Охранник распахнул дверь, и, ободренный услышанным, Даниэль вошел к Шадраху. Тот сидел в глубоком кресле и задумчиво смотрел в окно. На коленях его пригрелась старая дворцовая кошка — существо степенное и полное достоинства. Не глядя на животное, Шадрах водил холеными пальцами по блестящей шерсти. Кошка щурилась от удовольствия и едва слышно мурлыкала.
— Слушаю тебя, иудей, — произнес Шадрах навстречу вошедшему Даниэлю и стряхнул кошку с колен.
— Печален ты, Шадрах, сегодня. Случилось что?
— О настроении моем пришел покалякать? Или есть у тебя дела поважнее?
— Не берусь сравнивать важность дел. Но рассчитываю, однако, на твою откровенность, дорогой Шадрах.
— А не убоишься откровенности? Небезопасна она! Я уж говорил тебе, что я честен и прям. Своих мнений не скрываю и смело во всеуслышанье провозглашаю их. От своих слов не отступаюсь.
— В таком случае напомню тебе твои слова: ты
— Я прежде полагал, что эти вещи выходят за пределы твоего расследования. Но я переменил мнение.
— Вот и отлично. Всё, что касается смерти Валтасара — важно для меня.
— Брось хитрить, Даниэль. Ты подбираешься к причине гибели царя. А, точнее, тебе надо знать, кто убил его! Сегодня — твой день. Все узнаешь!

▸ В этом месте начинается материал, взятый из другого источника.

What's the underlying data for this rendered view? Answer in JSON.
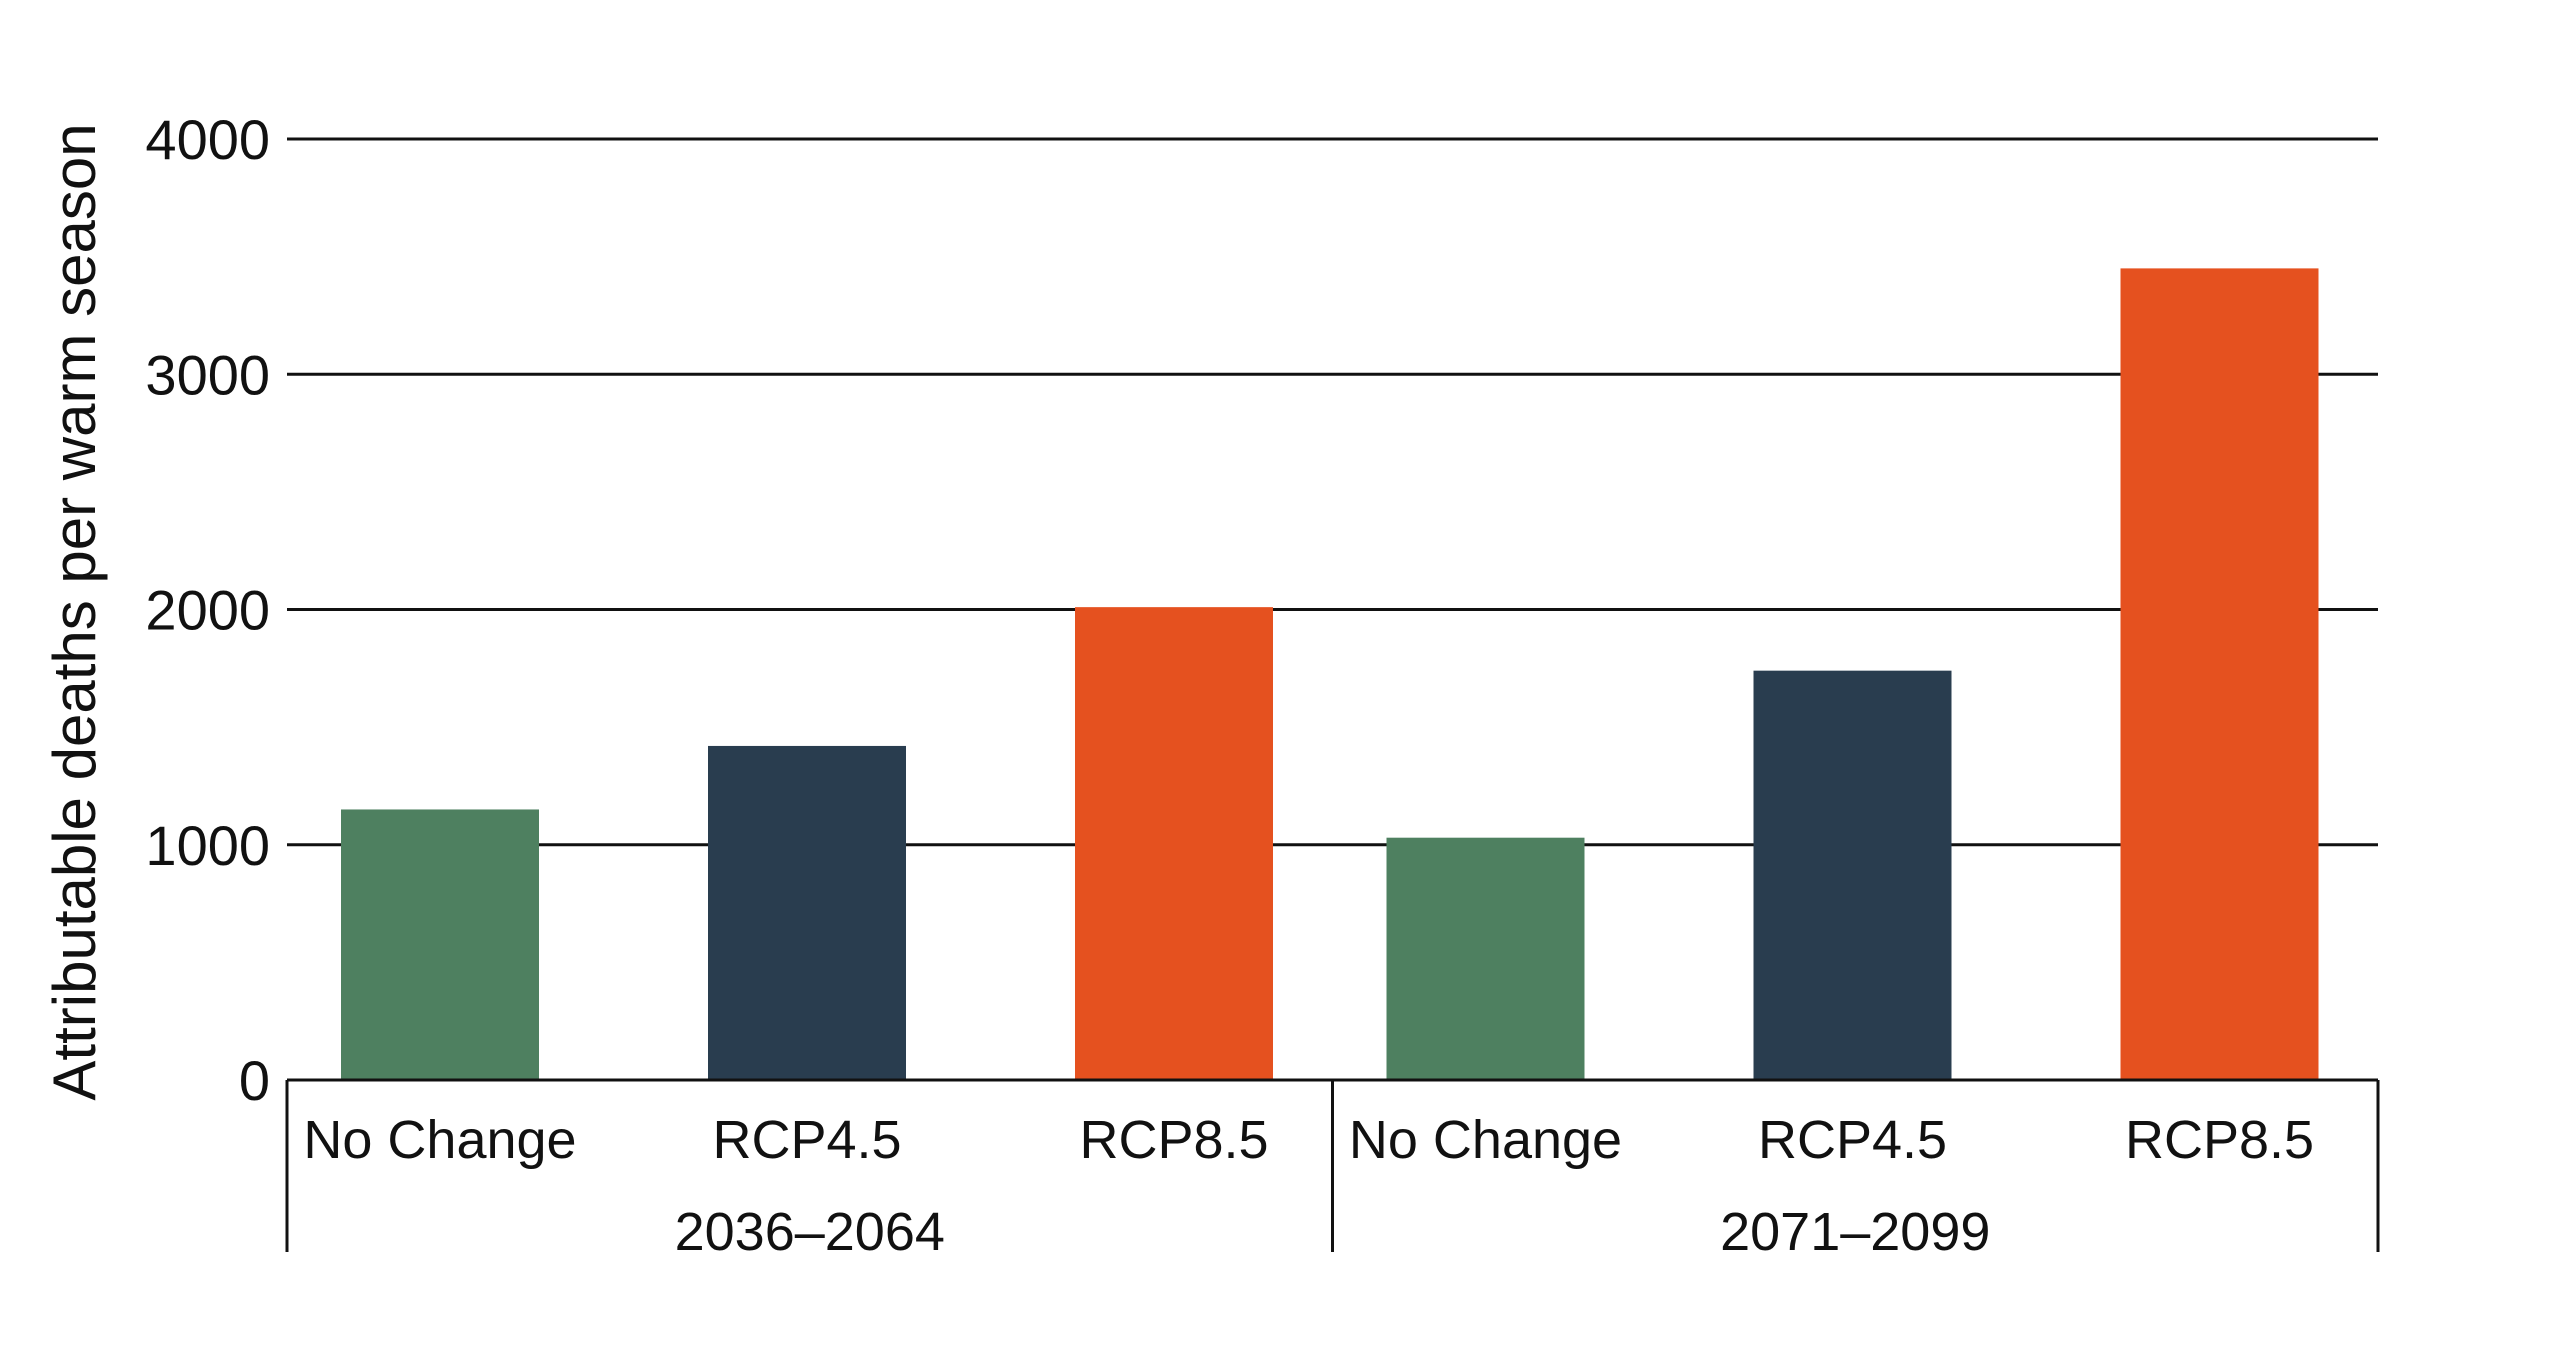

— Я весь внимание, Шадрах.
— Начну издалека. Я обожал Навуходоносора, благоговел перед ним. О, как он был велик, как возвышен! Царь Востока! Завоевывал страну за страной, покорял народ за народом, разрушал город за городом, тысячами приводил рабов, взыскивал дань, обогащал военною добычей наш славный Вавилон!
— У тебя государственный ум. Но ведь не безразличен же ты был и к личной пользе, и частные горизонты волновали тебя, не так ли?

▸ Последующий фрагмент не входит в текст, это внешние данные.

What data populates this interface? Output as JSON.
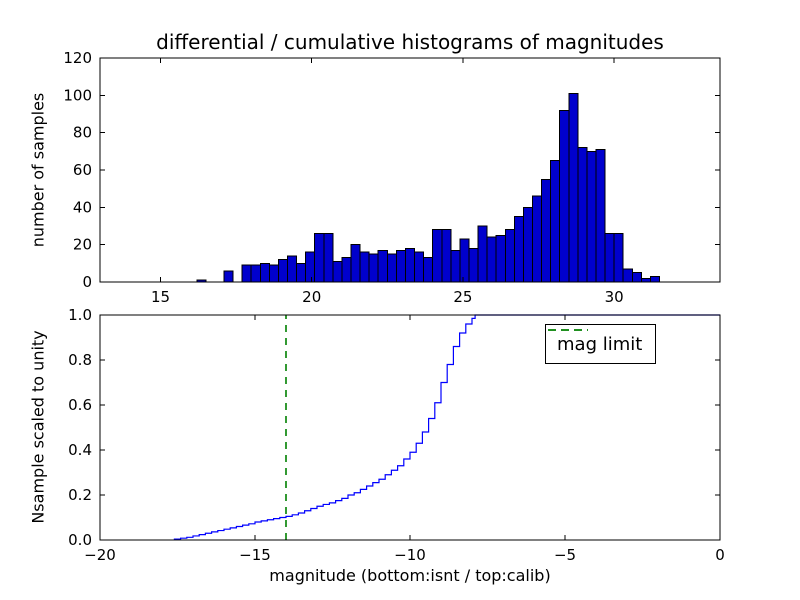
{
  "figure": {
    "title": "differential / cumulative histograms of magnitudes",
    "colors": {
      "background": "#ffffff",
      "bar_fill": "#0000cd",
      "bar_edge": "#000000",
      "cumulative_line": "#0000ff",
      "mag_limit_line": "#008000",
      "frame": "#000000"
    }
  },
  "chart_data": [
    {
      "type": "bar",
      "panel": "top",
      "ylabel": "number of samples",
      "xlim": [
        13,
        33.5
      ],
      "ylim": [
        0,
        120
      ],
      "grid": false,
      "xtick_values": [
        15,
        20,
        25,
        30
      ],
      "xtick_labels": [
        "15",
        "20",
        "25",
        "30"
      ],
      "ytick_values": [
        0,
        20,
        40,
        60,
        80,
        100,
        120
      ],
      "ytick_labels": [
        "0",
        "20",
        "40",
        "60",
        "80",
        "100",
        "120"
      ],
      "bin_start": 16.2,
      "bin_width": 0.3,
      "counts": [
        1,
        0,
        0,
        6,
        0,
        9,
        9,
        10,
        9,
        12,
        14,
        10,
        16,
        26,
        26,
        11,
        13,
        20,
        16,
        15,
        17,
        15,
        17,
        18,
        16,
        13,
        28,
        28,
        17,
        23,
        18,
        30,
        24,
        25,
        28,
        35,
        40,
        46,
        55,
        65,
        92,
        101,
        72,
        70,
        71,
        26,
        26,
        7,
        5,
        2,
        3
      ]
    },
    {
      "type": "line",
      "style": "step",
      "panel": "bottom",
      "xlabel": "magnitude (bottom:isnt / top:calib)",
      "ylabel": "Nsample scaled to unity",
      "xlim": [
        -20,
        0
      ],
      "ylim": [
        0,
        1
      ],
      "grid": false,
      "legend_position": "upper right",
      "xtick_values": [
        -20,
        -15,
        -10,
        -5,
        0
      ],
      "xtick_labels": [
        "−20",
        "−15",
        "−10",
        "−5",
        "0"
      ],
      "ytick_values": [
        0,
        0.2,
        0.4,
        0.6,
        0.8,
        1.0
      ],
      "ytick_labels": [
        "0.0",
        "0.2",
        "0.4",
        "0.6",
        "0.8",
        "1.0"
      ],
      "steps": [
        [
          -17.6,
          0.004
        ],
        [
          -17.4,
          0.008
        ],
        [
          -17.2,
          0.012
        ],
        [
          -17,
          0.018
        ],
        [
          -16.8,
          0.024
        ],
        [
          -16.6,
          0.03
        ],
        [
          -16.4,
          0.036
        ],
        [
          -16.2,
          0.042
        ],
        [
          -16,
          0.048
        ],
        [
          -15.8,
          0.054
        ],
        [
          -15.6,
          0.06
        ],
        [
          -15.4,
          0.066
        ],
        [
          -15.2,
          0.072
        ],
        [
          -15,
          0.08
        ],
        [
          -14.8,
          0.085
        ],
        [
          -14.6,
          0.09
        ],
        [
          -14.4,
          0.095
        ],
        [
          -14.2,
          0.1
        ],
        [
          -14,
          0.105
        ],
        [
          -13.8,
          0.112
        ],
        [
          -13.6,
          0.12
        ],
        [
          -13.4,
          0.13
        ],
        [
          -13.2,
          0.14
        ],
        [
          -13,
          0.15
        ],
        [
          -12.8,
          0.158
        ],
        [
          -12.6,
          0.165
        ],
        [
          -12.4,
          0.175
        ],
        [
          -12.2,
          0.185
        ],
        [
          -12,
          0.2
        ],
        [
          -11.8,
          0.21
        ],
        [
          -11.6,
          0.225
        ],
        [
          -11.4,
          0.24
        ],
        [
          -11.2,
          0.255
        ],
        [
          -11,
          0.27
        ],
        [
          -10.8,
          0.29
        ],
        [
          -10.6,
          0.31
        ],
        [
          -10.4,
          0.33
        ],
        [
          -10.2,
          0.36
        ],
        [
          -10,
          0.39
        ],
        [
          -9.8,
          0.43
        ],
        [
          -9.6,
          0.48
        ],
        [
          -9.4,
          0.54
        ],
        [
          -9.2,
          0.61
        ],
        [
          -9,
          0.7
        ],
        [
          -8.8,
          0.78
        ],
        [
          -8.6,
          0.86
        ],
        [
          -8.4,
          0.92
        ],
        [
          -8.2,
          0.96
        ],
        [
          -8,
          0.985
        ],
        [
          -7.9,
          1
        ]
      ],
      "mag_limit": -14,
      "legend": {
        "label": "mag limit"
      }
    }
  ]
}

— Личная польза — да, а горизонты… Какие у евнуха горизонты?
— Тебе видней…
— Навуходоносор ценил мои таланты и продвигал меня по служебной лестнице. Точнее, по парадной дворцовой лестнице.
— Как понимать сие?
— Встречая иноземных послов, мы, вельможи, располагались на ступенях парадной дворцовой лестницы. С каждым новым продвижением по службе я вставал на ступеньку выше, и так добрался до самого верха.
— А, может, все-таки поговорим о горизонтах? Что виделось тебе за ними, или перед ними. Если желаешь, разумеется! Прости мою настырность.
— Давай, поговорим. Таился у меня в душе росток зависти к Навуходоносору. Много, очень много жен его наслаждались гаремной жизнью! Он их любил, а я лишь охранял, исполняя мне доступный долг.
— Капля дегтя?
— Может быть. К счастью, Навуходоносор не часто пребывал во дворце — все больше в военных походах. Я страдал немного. Однако — сильно.
— Что скажешь о Валтасаре?
— Сын ни в чем не был сходен с отцом.
— Не продвигал тебя?
— Меня некуда продвигать — пиететом Навуходоносора я вознесен на вершину лестницы — говорил уж тебе!
— Валтасар мало воевал — это верно.
— Если б только это! Пьяница и гуляка, срамник и плотолюбец. Только бабы на уме. Последние свои годы ухлестывал за малолеткой.
— Чувственность сердца — разве велик грех, да и грех ли вообще?
— Великий грех это, иудей! Зависть моя умножилась. Росток укрепился, разросся необъятным лесом. Я возненавидел Валтасара и жен его.
— А жен-то за что?
— Жен за что? Как видно, тебе не понять меня, старик благоуспешный. Они пили из чаши наслажденья, другим наполняемой. Сытые телом и нищие духом, жалкие эти особы манкировали и пренебрегали мною, насмешничали и скалили зубы. Переступили через предел великотерпения моего.
— Ты знаешь средство, как унять ненависть?
— Знаю, и ты тоже знаешь, пророк! Месть — вот древнее и вечное средство, что исцеляет ненависть!
— Одно дело — знать, а другое — применять!